Walking in single file, more shuffling really, hands in otherwise empty pockets, heads down against the wind in ragged layered winter cloths, was a motley column of dark skinned teens, about five of them, ages ranging from…say thirteen to sixteen, followed by five haggard adults dressed similarly for cold weather & pushing along three grocery carts full of miscellaneous odds and ends…that did not look like recently bought groceries. I figure they could’ve been on their way home from the grocery store, having borrowed the grocery carts to ease the burden of the long walk home with all their foodstuff, …but I get the impression this was not the case. This looked too much like all of their belongings, their caravan, their brood, their American dilemma…& it looked to us like they were heading towards the dead-end of the road where the sidewalk meets the path leading into the woods where the State Park borders the city that won’t house them anymore. An example of the homeless & nomadic disenfranchised? I think probably.

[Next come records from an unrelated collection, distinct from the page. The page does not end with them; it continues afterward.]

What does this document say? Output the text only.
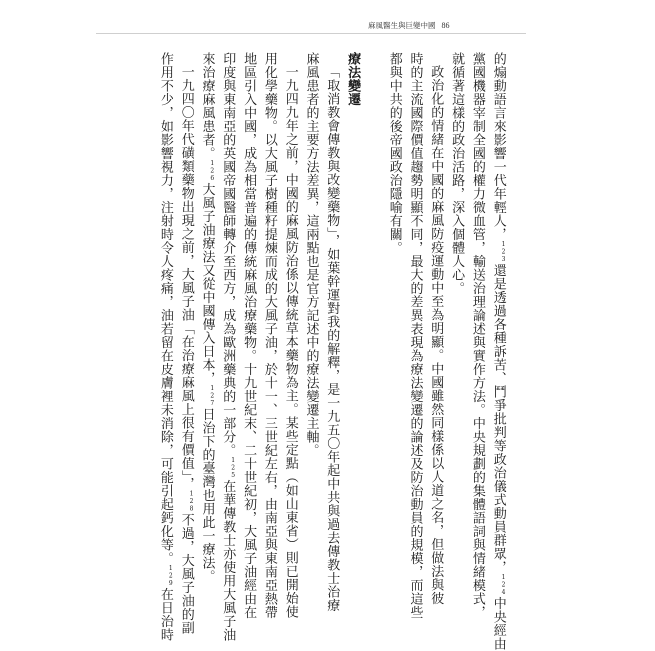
麻風醫生與巨變中國 86
的煽動語言來影響一代年輕人，$^{123}$還是透過各種訴苦、鬥爭批判等政治儀式動員群眾，$^{124}$中央經由
黨國機器宰制全國的權力微血管，輸送治理論述與實作方法。中央規劃的集體語詞與情緒模式，
就循著這樣的政治活路，深入個體人心。
政治化的情緒在中國的麻風防疫運動中至為明顯。中國雖然同樣係以人道之名，但做法與彼
時的主流國際價值趨勢明顯不同，最大的差異表現為療法變遷的論述及防治動員的規模，而這些
都與中共的後帝國政治隱喻有關。
療法變遷
「取消教會傳教與改變藥物」，如葉幹運對我的解釋，是一九五〇年起中共與過去傳教士治療
麻風患者的主要方法差異，這兩點也是官方記述中的療法變遷主軸。
一九四九年之前，中國的麻風防治係以傳統草本藥物為主。某些定點（如山東省）則已開始使
用化學藥物。以大風子樹種籽提煉而成的大風子油，於十一、三世紀左右，由南亞與東南亞熱帶
地區引入中國，成為相當普遍的傳統麻風治療藥物。十九世紀末、二十世紀初，大風子油經由在
印度與東南亞的英國帝國醫師轉介至西方，成為歐洲藥典的一部分。$^{125}$在華傳教士亦使用大風子油
來治療麻風患者。$^{126}$大風子油療法又從中國傳入日本，$^{127}$日治下的臺灣也用此一療法。
一九四〇年代磺類藥物出現之前，大風子油「在治療麻風上很有價值」，$^{128}$不過，大風子油的副
作用不少，如影響視力，注射時令人疼痛，油若留在皮膚裡未消除，可能引起鈣化等。$^{129}$在日治時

I looked @ my wife…who was driving, she looked at me with a mix of sorrow & matriarchal frustration and replied, “This is what gets me about all the American monies spent out of the country on what nightmare business interest or another…when we’ve got this going on right here in our own backyards!?” I just sighed a heavy & ineffectual stymie…….& watched them trail off, one by one, onto the entrance to the path wherein lies what kind of dismal comfort & resting place…?
…As we started up the onramp to our next fossil fuel assisted destination in the comforts of our leased automobile.